Major side effects of amiodarone

Cardiac

  • Sinus bradycardia, heart block
  • Risk of proarrhythmias: QT prolongation & risk of torsade de pointes

Pulmonary

  • Chronic interstitial pneumonitis (cough, fever, dyspnea, pulmonary infiltrates) most common

Endocrine

  • Hypothyroidism
  • Hyperthyroidism

Gastrointestinal/
hepatic

  • Elevated transaminases, hepatitis

Ocular

  • Corneal microdeposits
  • Optic neuropathy

Dermatologic

  • Blue-gray skin discoloration

Neurologic

  • Peripheral neuropathy

This patient's clinical presentation - progressive dyspnea, nonproductive cough, bilateral inspiratory crackles, and chest radiograph findings - is consistent with amiodarone-induced interstitial pneumonitis.  Chest x-ray further supports the diagnosis with the presence of localized or diffuse reticular or ground-glass opacities (which can be migratory).  Pulmonary function tests would reveal a restrictive pattern with a reduced diffusion capacity of carbon monoxide (DLCO).

Amiodarone is a class III antiarrhythmic drug often used for management of ventricular arrhythmias in patients with coronary artery disease and ischemic cardiomyopathy.  It can cause several potential adverse effects, and monitoring of several parameters (eg, TSH) is recommended.  Some manifestations of pulmonary toxicity due to amiodarone include chronic interstitial pneumonitis (usually within months of therapy), organizing pneumonia, acute respiratory distress syndrome, diffuse alveolar hemorrhage, pulmonary nodules, and solitary masses.

(Choice A)  Advanced or worsening heart failure is unlikely to explain this patient's dyspnea given the flat jugular veins, absence of peripheral edema, and lack of improvement with higher diuretic doses.

(Choice C)  Diuretic toxicity or overdose typically results in intravascular volume depletion with signs of dehydration (dry mucous membranes).  Electrolyte imbalances (eg, hypokalemia, hypomagnesemia) can develop and sometimes manifest as palpitations.  Bilateral infiltrates would not be expected.

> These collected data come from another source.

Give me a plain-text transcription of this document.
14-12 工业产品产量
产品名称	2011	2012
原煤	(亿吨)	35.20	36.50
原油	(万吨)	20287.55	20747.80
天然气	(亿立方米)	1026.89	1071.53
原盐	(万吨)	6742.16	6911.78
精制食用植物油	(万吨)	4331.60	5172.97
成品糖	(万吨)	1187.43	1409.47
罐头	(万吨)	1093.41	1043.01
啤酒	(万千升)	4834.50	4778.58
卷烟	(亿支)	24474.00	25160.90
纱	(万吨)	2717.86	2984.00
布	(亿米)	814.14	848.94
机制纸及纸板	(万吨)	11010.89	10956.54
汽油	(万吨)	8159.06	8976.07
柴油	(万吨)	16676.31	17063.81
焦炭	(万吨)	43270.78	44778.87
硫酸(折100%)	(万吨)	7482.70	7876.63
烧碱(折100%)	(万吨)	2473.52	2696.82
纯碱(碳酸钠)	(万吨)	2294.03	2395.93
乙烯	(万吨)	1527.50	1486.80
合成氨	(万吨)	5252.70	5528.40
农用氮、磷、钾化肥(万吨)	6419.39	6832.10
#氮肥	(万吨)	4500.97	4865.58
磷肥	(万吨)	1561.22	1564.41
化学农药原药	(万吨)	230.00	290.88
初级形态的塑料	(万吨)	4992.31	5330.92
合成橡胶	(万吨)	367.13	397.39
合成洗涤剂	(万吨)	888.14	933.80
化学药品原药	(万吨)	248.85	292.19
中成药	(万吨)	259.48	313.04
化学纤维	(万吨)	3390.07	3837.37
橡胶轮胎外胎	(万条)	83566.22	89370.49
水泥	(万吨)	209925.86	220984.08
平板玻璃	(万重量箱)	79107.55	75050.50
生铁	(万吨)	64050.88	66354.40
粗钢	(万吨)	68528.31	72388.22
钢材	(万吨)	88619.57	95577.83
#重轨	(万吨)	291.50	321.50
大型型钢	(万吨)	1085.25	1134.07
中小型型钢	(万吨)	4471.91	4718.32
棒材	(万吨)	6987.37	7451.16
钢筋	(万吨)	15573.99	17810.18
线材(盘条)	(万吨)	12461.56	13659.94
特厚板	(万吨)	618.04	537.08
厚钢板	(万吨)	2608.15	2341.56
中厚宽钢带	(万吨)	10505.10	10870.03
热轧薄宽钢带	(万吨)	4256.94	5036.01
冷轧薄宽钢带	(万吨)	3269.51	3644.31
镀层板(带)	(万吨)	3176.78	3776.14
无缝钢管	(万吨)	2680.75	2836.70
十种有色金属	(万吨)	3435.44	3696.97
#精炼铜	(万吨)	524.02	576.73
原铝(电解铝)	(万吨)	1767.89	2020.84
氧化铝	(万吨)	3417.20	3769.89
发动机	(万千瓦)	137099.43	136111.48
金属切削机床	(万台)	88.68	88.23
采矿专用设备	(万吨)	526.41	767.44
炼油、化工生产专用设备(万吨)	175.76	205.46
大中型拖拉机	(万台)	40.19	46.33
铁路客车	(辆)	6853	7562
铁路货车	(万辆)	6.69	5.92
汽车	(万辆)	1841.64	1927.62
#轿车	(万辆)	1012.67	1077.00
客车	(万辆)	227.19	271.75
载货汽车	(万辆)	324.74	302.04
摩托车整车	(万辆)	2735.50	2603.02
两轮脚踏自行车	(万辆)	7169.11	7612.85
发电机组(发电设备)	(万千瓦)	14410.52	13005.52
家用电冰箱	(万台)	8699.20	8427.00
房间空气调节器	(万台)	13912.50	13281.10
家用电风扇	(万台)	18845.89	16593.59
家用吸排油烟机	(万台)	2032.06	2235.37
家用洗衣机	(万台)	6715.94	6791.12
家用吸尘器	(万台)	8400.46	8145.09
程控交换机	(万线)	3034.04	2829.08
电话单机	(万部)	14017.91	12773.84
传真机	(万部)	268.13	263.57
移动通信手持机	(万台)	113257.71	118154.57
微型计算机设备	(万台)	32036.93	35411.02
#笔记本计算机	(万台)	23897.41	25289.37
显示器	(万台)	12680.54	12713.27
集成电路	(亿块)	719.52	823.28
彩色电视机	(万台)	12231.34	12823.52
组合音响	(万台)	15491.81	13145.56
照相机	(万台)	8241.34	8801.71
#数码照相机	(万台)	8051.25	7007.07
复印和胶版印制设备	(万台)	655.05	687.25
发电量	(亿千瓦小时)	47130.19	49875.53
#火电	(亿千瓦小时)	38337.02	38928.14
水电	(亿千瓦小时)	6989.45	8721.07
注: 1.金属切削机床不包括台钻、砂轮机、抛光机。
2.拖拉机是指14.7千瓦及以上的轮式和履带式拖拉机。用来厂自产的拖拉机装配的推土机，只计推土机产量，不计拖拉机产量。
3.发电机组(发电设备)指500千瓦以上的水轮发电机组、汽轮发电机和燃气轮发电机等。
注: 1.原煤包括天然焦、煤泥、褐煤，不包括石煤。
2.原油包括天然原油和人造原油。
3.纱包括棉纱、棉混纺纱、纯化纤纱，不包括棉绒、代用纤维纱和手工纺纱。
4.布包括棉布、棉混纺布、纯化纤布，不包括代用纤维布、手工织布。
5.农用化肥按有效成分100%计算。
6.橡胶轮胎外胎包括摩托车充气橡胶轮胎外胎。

(Choice D)  Tricuspid valve insufficiency causes a holosystolic murmur along the lower left sternal border and signs of right heart failure with prominent jugular pulsations, hepatomegaly, and peripheral edema.

(Choice E)  Viral pneumonia is one of the differential diagnoses in patients with amiodarone lung toxicity.  However, the lack of fever (although fever can occur with amiodarone lung toxicity), time course of symptoms after initiation of antiarrhythmic therapy, and radiographic findings all make interstitial pneumonia due to amiodarone use more likely.

Educational objective:
Pulmonary toxicity is a serious adverse effect of long-term amiodarone use and can occur months to several years after the initiation of therapy.  Interstitial pneumonitis due to amiodarone presents with progressive dyspnea, nonproductive cough, and new reticular or ground-glass opacities on chest radiograph.